Ah, now I understand why NASA was unhappy with the L1 scenarios put forth during the development of the CEV.

I was intending to put a depot at L1, but perhaps I can put a depot into a Halo orbit around L1 instead.

Is there any way to figure out suitable L1 launch windows? All the historical L1 missions have been done at the Sun-Earth L1 point, which obviously doesn't help me very much.

 

[HopDavid]

Ah, now I understand why NASA was unhappy with the L1 scenarios put forth during the development of the CEV.

I was intending to put a depot at L1, but perhaps I can put a depot into a Halo orbit around L1 instead.

Is there any way to figure out suitable L1 launch windows? All the historical L1 missions have been done at the Sun-Earth L1 point, which obviously doesn't help me very much.

I believe an ordinary Hohmann from LEO (300 km altitude) to EML1 would have a period of 7.8 days. To get major axis of this Hohmann I added altitude, radius of earth and distance from earth's center to EML1. This major axis is .4332 times the moon's major axis. So the period is .4332^(3/2) times the lunar period or .2851 * 27.321.

A Hohmann trip is half of a period so the trip would be 3.9 days.

During the Hohmann trip the moon would advance 51.32 degrees while the spaceship advances 180 degrees. So the spaceship should be launched from a window where the moon has a 128.7 degree lead.

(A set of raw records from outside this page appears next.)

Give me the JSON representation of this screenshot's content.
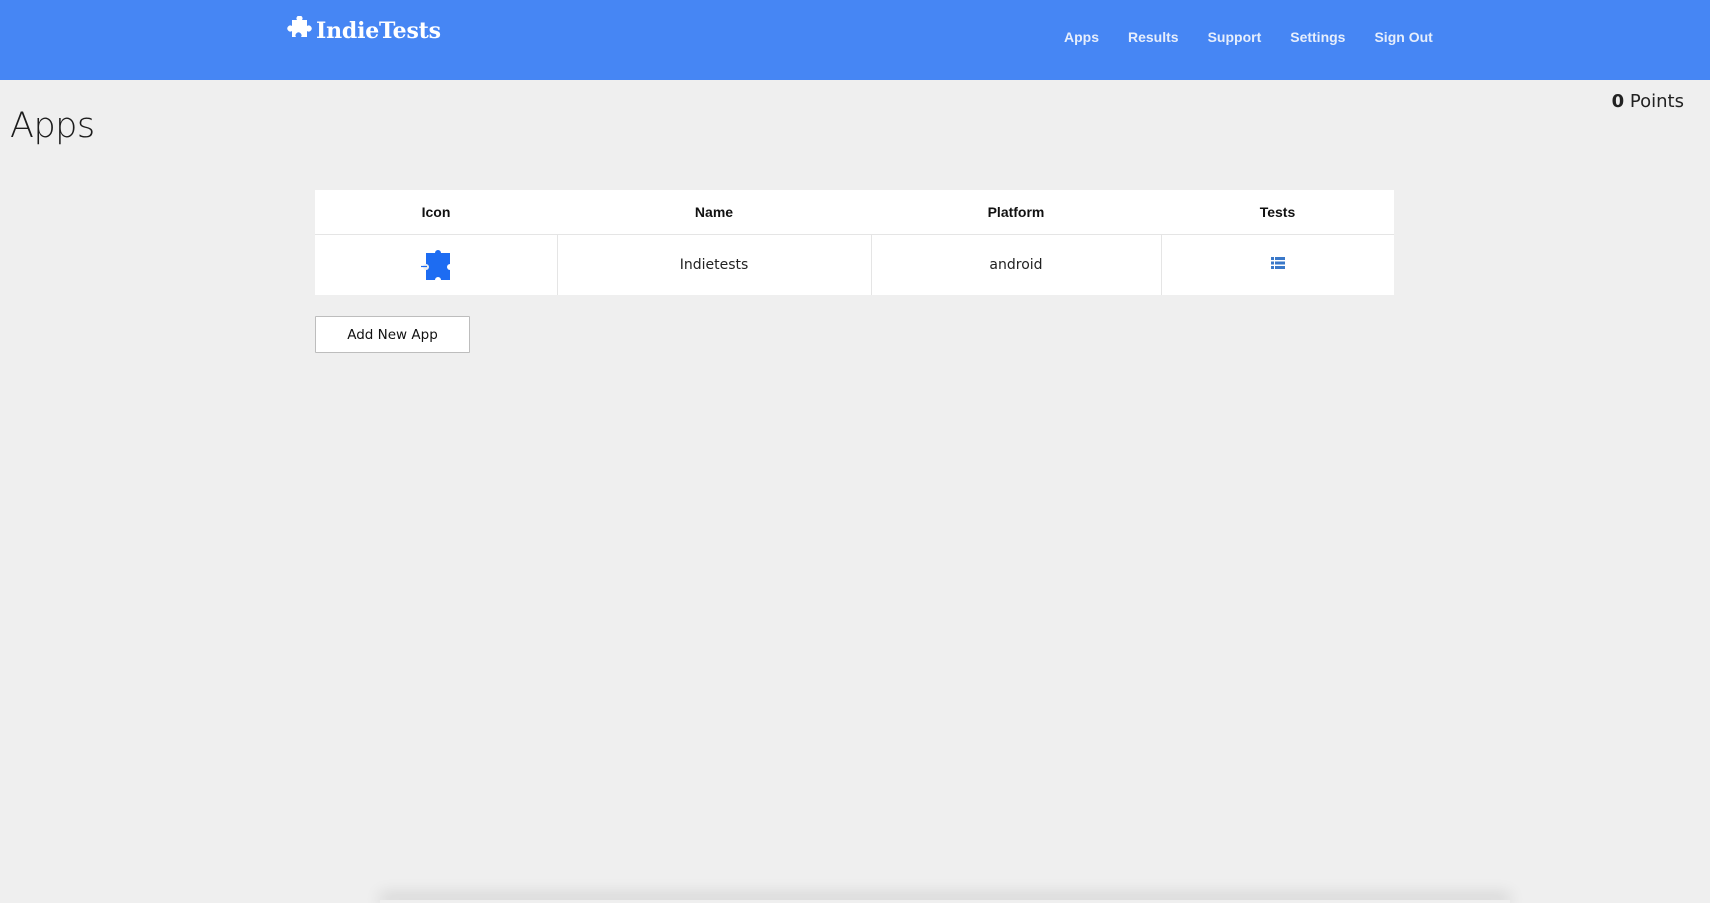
{
  "header": {
    "brand": "IndieTests",
    "nav": [
      {
        "label": "Apps"
      },
      {
        "label": "Results"
      },
      {
        "label": "Support"
      },
      {
        "label": "Settings"
      },
      {
        "label": "Sign Out"
      }
    ]
  },
  "page": {
    "title": "Apps",
    "points_value": "0",
    "points_label": "Points"
  },
  "table": {
    "columns": [
      "Icon",
      "Name",
      "Platform",
      "Tests"
    ],
    "rows": [
      {
        "icon": "puzzle-piece-icon",
        "name": "Indietests",
        "platform": "android",
        "tests_icon": "list-icon"
      }
    ]
  },
  "actions": {
    "add_app_label": "Add New App"
  },
  "colors": {
    "navbar": "#4686f4",
    "background": "#efefef",
    "app_icon": "#1d6cf2",
    "list_icon": "#3a78c9"
  }
}
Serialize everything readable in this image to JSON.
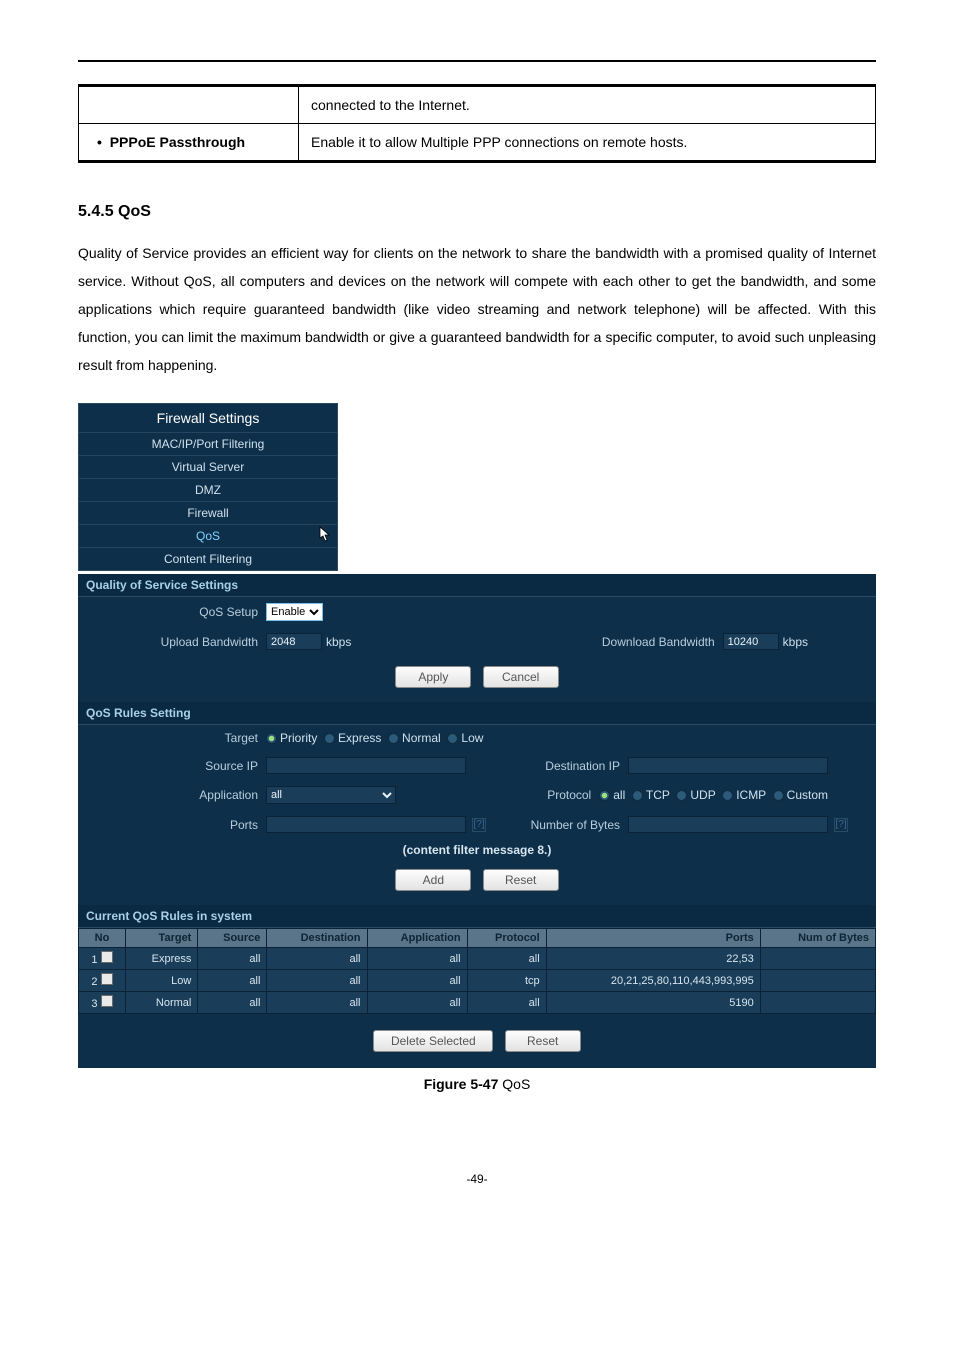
{
  "feature_table": {
    "row1_right": "connected to the Internet.",
    "row2_left": "PPPoE Passthrough",
    "row2_right": "Enable it to allow Multiple PPP connections on remote hosts."
  },
  "section_heading": "5.4.5  QoS",
  "body_paragraph": "Quality of Service provides an efficient way for clients on the network to share the bandwidth with a promised quality of Internet service. Without QoS, all computers and devices on the network will compete with each other to get the bandwidth, and some applications which require guaranteed bandwidth (like video streaming and network telephone) will be affected. With this function, you can limit the maximum bandwidth or give a guaranteed bandwidth for a specific computer, to avoid such unpleasing result from happening.",
  "nav": {
    "title": "Firewall Settings",
    "items": [
      "MAC/IP/Port Filtering",
      "Virtual Server",
      "DMZ",
      "Firewall",
      "QoS",
      "Content Filtering"
    ],
    "active_index": 4
  },
  "qos_settings": {
    "header": "Quality of Service Settings",
    "setup_label": "QoS Setup",
    "setup_value": "Enable",
    "upload_label": "Upload Bandwidth",
    "upload_value": "2048",
    "download_label": "Download Bandwidth",
    "download_value": "10240",
    "unit": "kbps",
    "apply_btn": "Apply",
    "cancel_btn": "Cancel"
  },
  "rules_setting": {
    "header": "QoS Rules Setting",
    "target_label": "Target",
    "targets": [
      "Priority",
      "Express",
      "Normal",
      "Low"
    ],
    "source_ip_label": "Source IP",
    "dest_ip_label": "Destination IP",
    "application_label": "Application",
    "application_value": "all",
    "protocol_label": "Protocol",
    "protocols": [
      "all",
      "TCP",
      "UDP",
      "ICMP",
      "Custom"
    ],
    "ports_label": "Ports",
    "numbytes_label": "Number of Bytes",
    "help_hint": "[?]",
    "content_msg": "(content filter message 8.)",
    "add_btn": "Add",
    "reset_btn": "Reset"
  },
  "current_rules": {
    "header": "Current QoS Rules in system",
    "columns": [
      "No",
      "Target",
      "Source",
      "Destination",
      "Application",
      "Protocol",
      "Ports",
      "Num of Bytes"
    ],
    "rows": [
      {
        "no": "1",
        "target": "Express",
        "source": "all",
        "destination": "all",
        "application": "all",
        "protocol": "all",
        "ports": "22,53",
        "numbytes": ""
      },
      {
        "no": "2",
        "target": "Low",
        "source": "all",
        "destination": "all",
        "application": "all",
        "protocol": "tcp",
        "ports": "20,21,25,80,110,443,993,995",
        "numbytes": ""
      },
      {
        "no": "3",
        "target": "Normal",
        "source": "all",
        "destination": "all",
        "application": "all",
        "protocol": "all",
        "ports": "5190",
        "numbytes": ""
      }
    ],
    "delete_btn": "Delete Selected",
    "reset_btn": "Reset"
  },
  "figure_caption_bold": "Figure 5-47",
  "figure_caption_rest": " QoS",
  "page_number": "-49-"
}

Towards the end of the trip, the moon's gravity will bend the path from elliptical. So a trip to EML1 will deviate slightly from a straightforward Hohmann ellipse.

 

[Flightoffancy]

This sounds such a solution that is needed for Dark side bases on the moon to stay in communication with Earth: A satellite orbiting the L2 point. (with tracking from ground stations of course or omni directional antennas)

I haven't the skills to come up with the orbital elements to make this happen in a scenario (translating Hopdavid's theory), but if someone could post them, that would be in their debt.